Figure 2: R2* estimates for in vitro data acquired with and without fat saturation (FS), based on a simple mono-exponential decay model, and eliminating voxels identified as having significant fat modulation. Results are averaged over an ROI covering the sample. Tubes 1-7 should have equal R2*, or 0 if all voxels contain high fat fractions. However, fat saturation causes some mostly-fat voxels to be mistakenly fitted as R2* decay (e.g. NC or ‘no cells’ tubes) or suppresses some of the R2* decay (at low fat fraction). Neither approach is suitable when the fat fraction is larger than ~15-20%.

Figure 3: Normalized simulated data (solid black) with the corresponding fit (dashed blue). The simulation is shown for t = 10 ms to 12.5 ms but the fit is performed for t = 10.5 ms to 12.5 ms to avoid the spin-echo peak. Input fat = 15.0%, fat estimate from fit = 15.1%. T2* for corresponding no-fat data = 4.5 ms, T2* estimate from fit = 4.38 ms.

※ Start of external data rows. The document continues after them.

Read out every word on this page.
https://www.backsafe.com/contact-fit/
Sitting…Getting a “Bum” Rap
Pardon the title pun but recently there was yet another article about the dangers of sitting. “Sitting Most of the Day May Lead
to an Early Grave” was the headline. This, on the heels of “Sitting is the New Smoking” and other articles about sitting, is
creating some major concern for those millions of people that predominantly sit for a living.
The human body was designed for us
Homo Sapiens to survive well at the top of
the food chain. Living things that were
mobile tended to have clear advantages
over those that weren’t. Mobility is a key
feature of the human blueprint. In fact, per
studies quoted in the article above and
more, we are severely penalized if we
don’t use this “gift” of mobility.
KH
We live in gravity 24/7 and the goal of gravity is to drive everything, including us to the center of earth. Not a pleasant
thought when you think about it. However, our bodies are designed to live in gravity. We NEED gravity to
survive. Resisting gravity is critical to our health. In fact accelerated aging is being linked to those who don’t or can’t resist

Figure 4: Fitted T2*(w) versus input fat fraction for simulated data with volume fraction = 1.0x10-5 (red); 1.5x10-5 (blue), 2.0x10-5 (green). T2* estimates for the water species are constant for varying fat fractions (FF) and change appropriately with volume fraction. These values are similar to T2* estimates without added fat. The fit fails for high fat content, when there is little to no water signal.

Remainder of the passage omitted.